AWSがAmazon Bedrock向けに「マネージドエンタイトルメント」機能を導入した。これまでAnthropicのClaudeやStability AIといったサードパーティ製モデルを組織内の多数のAWSアカウントで利用するには、各アカウントでの個別契約作業が不可欠だった。今回の更新により、中央の管理アカウントで一度契約すれば、組織内の全アカウントにモデル利用権を配布できるようになり、導入プロセスの大幅な簡素化とガバナンス強化が同時に実現する。

モデルカテゴリーで異なる「見えない壁」

Bedrock上のモデルは大きく3つに分類される。Amazon独自のNovaやMetaのLlamaなどは、AWSの利用許可さえあれば即座にAPI呼び出しが可能だ。しかし、Anthropic ClaudeやCohereといったAWS Marketplace経由で提供されるサードパーティ製モデルは、利用するAWSアカウントごとにMarketplaceでのサブスクリプション(契約)が必要となる。今回のアップデートが対処するのは、まさにこのサードパーティモデル特有の障壁であり、数十から数百のアカウントを管理する大企業では、この手続きがAIプロジェクトの開始を遅らせる無視できない運用負荷となっていた。

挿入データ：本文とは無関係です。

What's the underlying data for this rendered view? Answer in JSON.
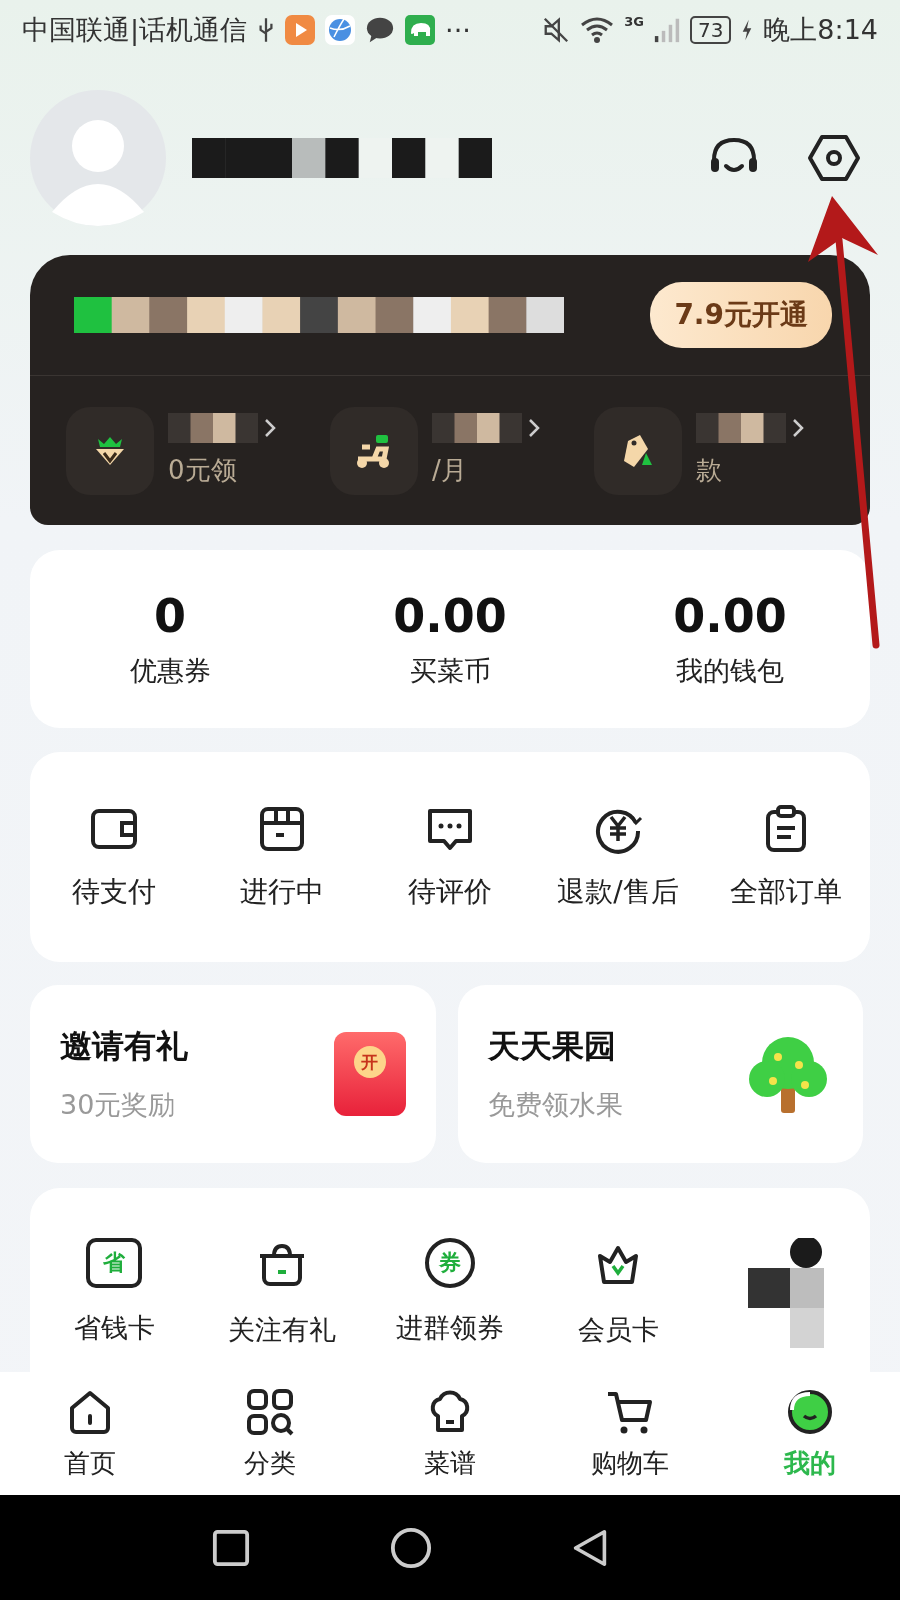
{
  "status_bar": {
    "carrier": "中国联通|话机通信",
    "more": "···",
    "network": "3G",
    "battery": "73",
    "time": "晚上8:14"
  },
  "member_card": {
    "action": "7.9元开通",
    "perks": [
      {
        "subtitle": "0元领"
      },
      {
        "subtitle": "/月"
      },
      {
        "subtitle": "款"
      }
    ]
  },
  "stats": [
    {
      "value": "0",
      "label": "优惠券"
    },
    {
      "value": "0.00",
      "label": "买菜币"
    },
    {
      "value": "0.00",
      "label": "我的钱包"
    }
  ],
  "orders": [
    {
      "label": "待支付"
    },
    {
      "label": "进行中"
    },
    {
      "label": "待评价"
    },
    {
      "label": "退款/售后"
    },
    {
      "label": "全部订单"
    }
  ],
  "promos": [
    {
      "title": "邀请有礼",
      "subtitle": "30元奖励",
      "badge": "开"
    },
    {
      "title": "天天果园",
      "subtitle": "免费领水果"
    }
  ],
  "services": [
    {
      "label": "省钱卡",
      "icon_text": "省"
    },
    {
      "label": "关注有礼"
    },
    {
      "label": "进群领券",
      "icon_text": "券"
    },
    {
      "label": "会员卡"
    }
  ],
  "tab_bar": [
    {
      "label": "首页",
      "selected": false
    },
    {
      "label": "分类",
      "selected": false
    },
    {
      "label": "菜谱",
      "selected": false
    },
    {
      "label": "购物车",
      "selected": false
    },
    {
      "label": "我的",
      "selected": true
    }
  ]
}
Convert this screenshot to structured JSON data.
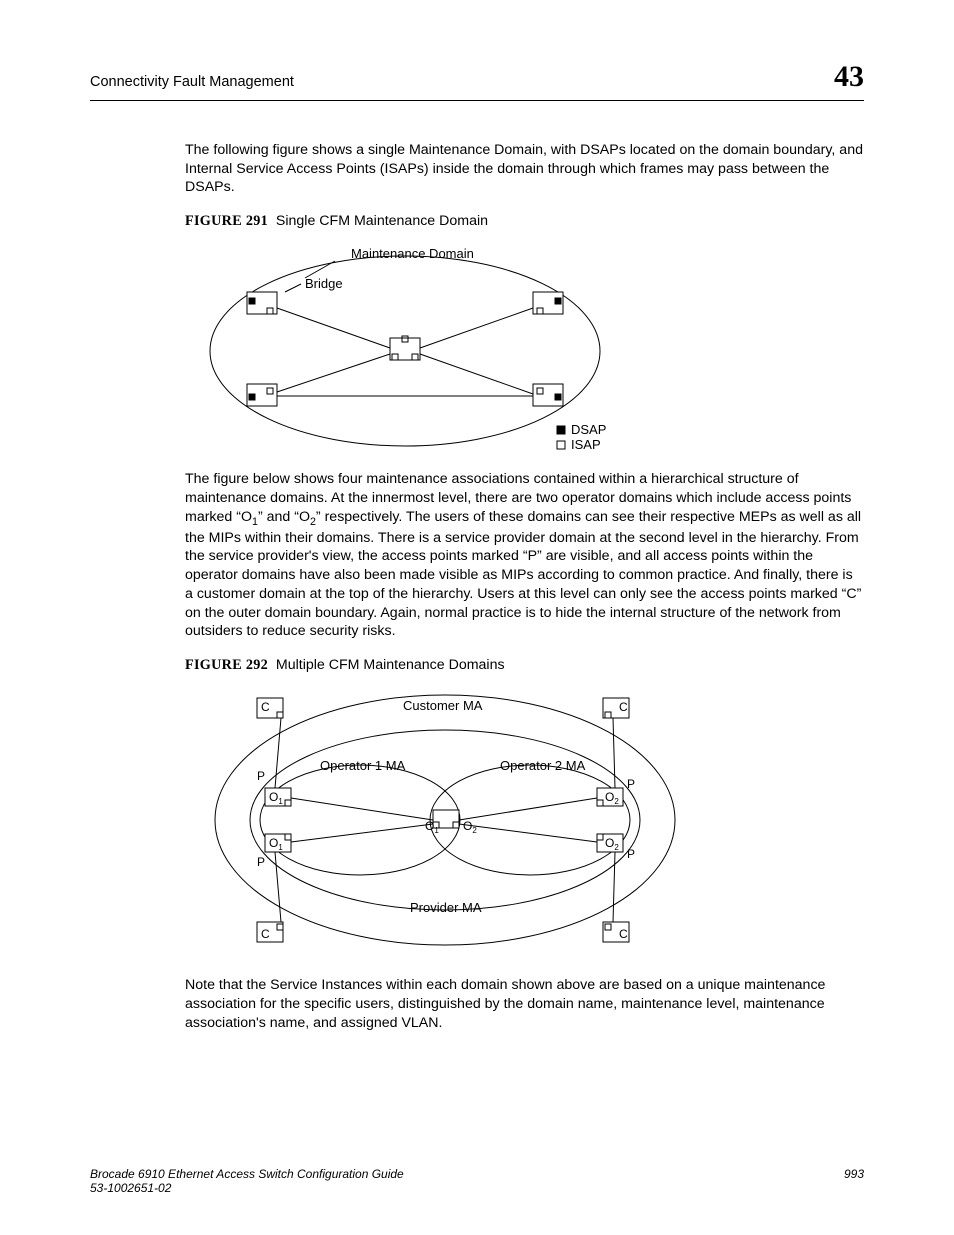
{
  "header": {
    "title": "Connectivity Fault Management",
    "chapter": "43"
  },
  "para1": "The following figure shows a single Maintenance Domain, with DSAPs located on the domain boundary, and Internal Service Access Points (ISAPs) inside the domain through which frames may pass between the DSAPs.",
  "fig291": {
    "label_prefix": "FIGURE 291",
    "caption": "Single CFM Maintenance Domain",
    "labels": {
      "bridge": "Bridge",
      "md": "Maintenance Domain",
      "dsap": "DSAP",
      "isap": "ISAP"
    }
  },
  "para2_a": "The figure below shows four maintenance associations contained within a hierarchical structure of maintenance domains. At the innermost level, there are two operator domains which include access points marked “O",
  "para2_sub1": "1",
  "para2_b": "” and “O",
  "para2_sub2": "2",
  "para2_c": "” respectively. The users of these domains can see their respective MEPs as well as all the MIPs within their domains. There is a service provider domain at the second level in the hierarchy. From the service provider's view, the access points marked “P” are visible, and all access points within the operator domains have also been made visible as MIPs according to common practice. And finally, there is a customer domain at the top of the hierarchy. Users at this level can only see the access points marked “C” on the outer domain boundary. Again, normal practice is to hide the internal structure of the network from outsiders to reduce security risks.",
  "fig292": {
    "label_prefix": "FIGURE 292",
    "caption": "Multiple CFM Maintenance Domains",
    "labels": {
      "c": "C",
      "customer_ma": "Customer MA",
      "p": "P",
      "operator1": "Operator 1 MA",
      "operator2": "Operator 2 MA",
      "o1": "O",
      "o2": "O",
      "provider": "Provider MA"
    }
  },
  "para3": "Note that the Service Instances within each domain shown above are based on a unique maintenance association for the specific users, distinguished by the domain name, maintenance level, maintenance association's name, and assigned VLAN.",
  "footer": {
    "line1": "Brocade 6910 Ethernet Access Switch Configuration Guide",
    "line2": "53-1002651-02",
    "page": "993"
  }
}
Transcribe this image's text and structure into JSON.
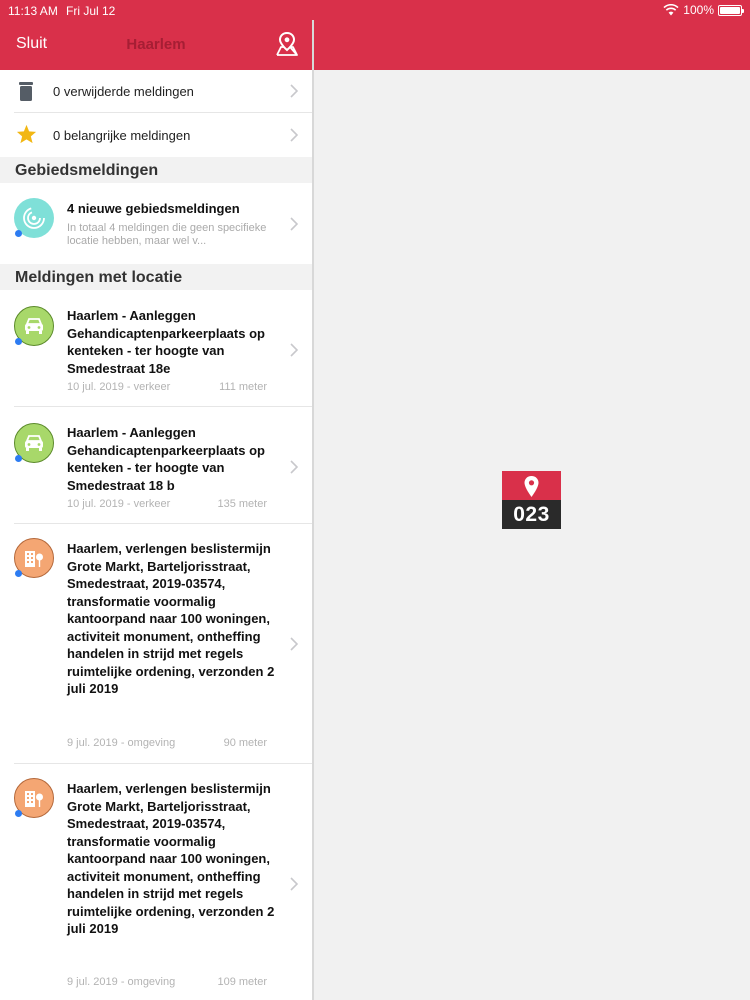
{
  "statusbar": {
    "time": "11:13 AM",
    "date": "Fri Jul 12",
    "battery": "100%"
  },
  "navbar": {
    "close_label": "Sluit",
    "title": "Haarlem"
  },
  "quick": [
    {
      "label": "0 verwijderde meldingen",
      "icon": "trash-icon"
    },
    {
      "label": "0 belangrijke meldingen",
      "icon": "star-icon"
    }
  ],
  "sections": {
    "area": "Gebiedsmeldingen",
    "location": "Meldingen met locatie"
  },
  "area_item": {
    "title": "4 nieuwe gebiedsmeldingen",
    "subtitle": "In totaal 4 meldingen die geen specifieke locatie hebben, maar wel v..."
  },
  "items": [
    {
      "title": "Haarlem - Aanleggen Gehandicaptenparkeerplaats op kenteken - ter hoogte van Smedestraat 18e",
      "meta": "10 jul. 2019 - verkeer",
      "distance": "111 meter",
      "icon": "car-icon"
    },
    {
      "title": "Haarlem - Aanleggen Gehandicaptenparkeerplaats op kenteken - ter hoogte van Smedestraat 18 b",
      "meta": "10 jul. 2019 - verkeer",
      "distance": "135 meter",
      "icon": "car-icon"
    },
    {
      "title": "Haarlem, verlengen beslistermijn Grote Markt, Barteljorisstraat, Smedestraat, 2019-03574, transformatie voormalig kantoorpand naar 100 woningen, activiteit monument, ontheffing handelen in strijd met regels ruimtelijke ordening, verzonden 2 juli 2019",
      "meta": "9 jul. 2019 - omgeving",
      "distance": "90 meter",
      "icon": "building-icon"
    },
    {
      "title": "Haarlem, verlengen beslistermijn Grote Markt, Barteljorisstraat, Smedestraat, 2019-03574, transformatie voormalig kantoorpand naar 100 woningen, activiteit monument, ontheffing handelen in strijd met regels ruimtelijke ordening, verzonden 2 juli 2019",
      "meta": "9 jul. 2019 - omgeving",
      "distance": "109 meter",
      "icon": "building-icon"
    }
  ],
  "logo": {
    "text": "023"
  },
  "colors": {
    "brand": "#d9304a",
    "unread_dot": "#2d7cf2",
    "traffic": "#a8d86a",
    "environment": "#f4a673",
    "area": "#7fe0d8"
  }
}
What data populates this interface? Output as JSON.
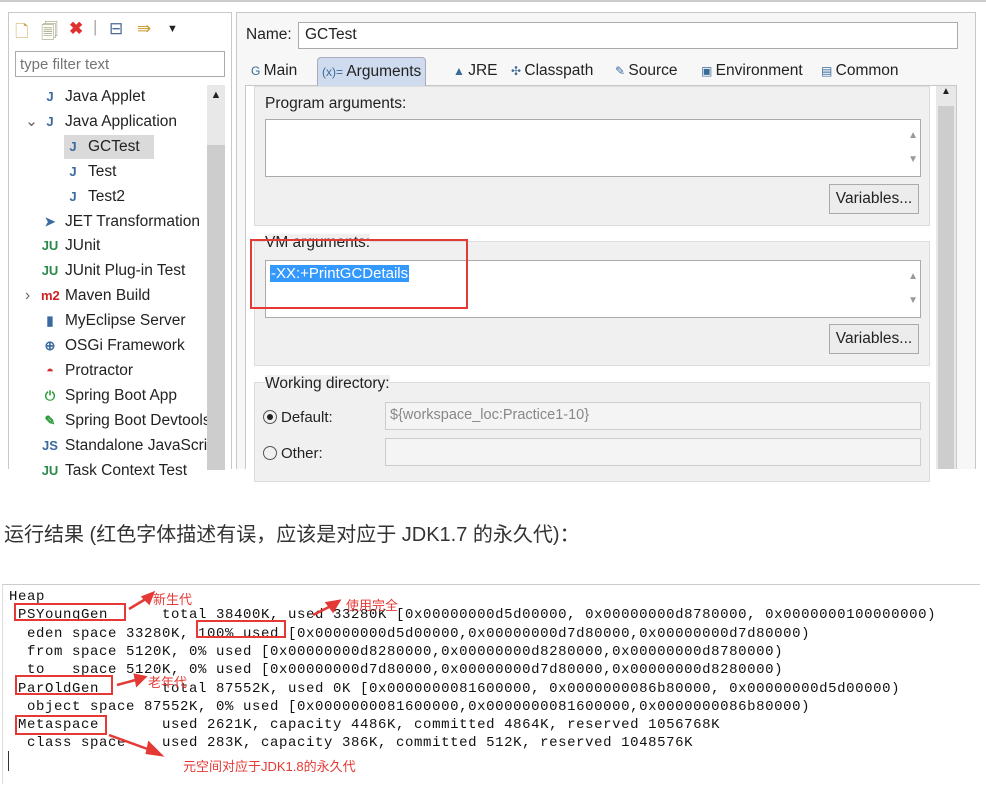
{
  "toolbar": {
    "icons": [
      "new-config-icon",
      "duplicate-icon",
      "delete-icon",
      "collapse-all-icon",
      "filter-icon",
      "dropdown-icon"
    ]
  },
  "filter": {
    "placeholder": "type filter text"
  },
  "tree": [
    {
      "label": "Java Applet",
      "icon": "J",
      "indent": 0
    },
    {
      "label": "Java Application",
      "icon": "J",
      "indent": 0,
      "expanded": true
    },
    {
      "label": "GCTest",
      "icon": "J",
      "indent": 1,
      "selected": true
    },
    {
      "label": "Test",
      "icon": "J",
      "indent": 1
    },
    {
      "label": "Test2",
      "icon": "J",
      "indent": 1
    },
    {
      "label": "JET Transformation",
      "icon": "➤",
      "indent": 0
    },
    {
      "label": "JUnit",
      "icon": "JU",
      "indent": 0
    },
    {
      "label": "JUnit Plug-in Test",
      "icon": "JU",
      "indent": 0
    },
    {
      "label": "Maven Build",
      "icon": "m2",
      "indent": 0,
      "collapsed": true
    },
    {
      "label": "MyEclipse Server",
      "icon": "▮",
      "indent": 0
    },
    {
      "label": "OSGi Framework",
      "icon": "⊕",
      "indent": 0
    },
    {
      "label": "Protractor",
      "icon": "◓",
      "indent": 0
    },
    {
      "label": "Spring Boot App",
      "icon": "⏻",
      "indent": 0
    },
    {
      "label": "Spring Boot Devtools",
      "icon": "✎",
      "indent": 0
    },
    {
      "label": "Standalone JavaScript",
      "icon": "JS",
      "indent": 0
    },
    {
      "label": "Task Context Test",
      "icon": "JU",
      "indent": 0
    }
  ],
  "name": {
    "label": "Name:",
    "value": "GCTest"
  },
  "tabs": [
    {
      "label": "Main",
      "icon": "G"
    },
    {
      "label": "Arguments",
      "icon": "(x)="
    },
    {
      "label": "JRE",
      "icon": "▲"
    },
    {
      "label": "Classpath",
      "icon": "✣"
    },
    {
      "label": "Source",
      "icon": "✎"
    },
    {
      "label": "Environment",
      "icon": "▣"
    },
    {
      "label": "Common",
      "icon": "▤"
    }
  ],
  "program_args": {
    "label": "Program arguments:",
    "value": "",
    "variables": "Variables..."
  },
  "vm_args": {
    "label": "VM arguments:",
    "value": "-XX:+PrintGCDetails",
    "variables": "Variables..."
  },
  "workdir": {
    "label": "Working directory:",
    "default_label": "Default:",
    "default_value": "${workspace_loc:Practice1-10}",
    "other_label": "Other:",
    "other_value": ""
  },
  "caption": "运行结果 (红色字体描述有误，应该是对应于 JDK1.7 的永久代)：",
  "console": [
    "Heap",
    " PSYoungGen      total 38400K, used 33280K [0x00000000d5d00000, 0x00000000d8780000, 0x0000000100000000)",
    "  eden space 33280K, 100% used [0x00000000d5d00000,0x00000000d7d80000,0x00000000d7d80000)",
    "  from space 5120K, 0% used [0x00000000d8280000,0x00000000d8280000,0x00000000d8780000)",
    "  to   space 5120K, 0% used [0x00000000d7d80000,0x00000000d7d80000,0x00000000d8280000)",
    " ParOldGen       total 87552K, used 0K [0x0000000081600000, 0x0000000086b80000, 0x00000000d5d00000)",
    "  object space 87552K, 0% used [0x0000000081600000,0x0000000081600000,0x0000000086b80000)",
    " Metaspace       used 2621K, capacity 4486K, committed 4864K, reserved 1056768K",
    "  class space    used 283K, capacity 386K, committed 512K, reserved 1048576K"
  ],
  "annotations": {
    "young": "新生代",
    "full": "使用完全",
    "old": "老年代",
    "meta": "元空间对应于JDK1.8的永久代"
  },
  "colors": {
    "annotation": "#e53935",
    "selection": "#3399ff",
    "tab_active": "#cfdcef"
  }
}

管理の新手法「マネージドエンタイトルメント」の仕組み

この機能の中核である「マネージドエンタイトルメント」は、AWS License Managerと連携し、モデルの利用権をライセンスのように扱う。管理者は支払いを行う単一の中央アカウントでClaudeなどのモデルを契約し、その利用権を組織内のメンバーアカウントに配布する。ワークロードを実行する各アカウントは、もはやAWS Marketplaceのアクセス権限すら持つ必要がなくなる。これにより、個別の購買権限を現場にばらまくリスクを排除しながら、全社規模でのモデル利用展開を1つのワークフローで完結できる。

価格交渉力とガバナンスの両立がもたらす構造変化

この変更は単なる操作の簡略化に留まらない。企業がAnthropicなどと一括のプライベートオファー(個別価格交渉)を結んでいる場合、交渉した優遇料金を全アカウントに一律適用できるようになる。これは、分散購入による価格の不透明さを解消し、AI利用コストの予測可能性を高める。編集視点で捉えれば、AWSはこの機能により、大企業の「中央集権的な購買管理」と「事業部門の俊敏なAI活用」という相反する要求の橋渡し役を狙っている。モデルへのアクセス経路を握ることで、AWSのクラウドプラットフォームとしての統制力をさらに一段階深める動きだと言える。

導入の必須条件と見送るべきケース

この機能を利用するには、AWS Organizationsが「すべての機能」有効化されている必要がある。また、管理アカウントでAWS License ManagerとMarketplace用のサービスリンクロールを作成しなければならない。企業が単一のAWSアカウントのみで運用している場合や、Amazon TitanやLlama系の独自・パートナーモデルだけを利用している場合は、そもそもサブスクリプション作業が不要なため、マネージドエンタイトルメントの導入効果は薄い。機能の適用判断には、自社のマルチアカウント戦略と利用モデルのポートフォリオを照合する冷静な視点が求められる。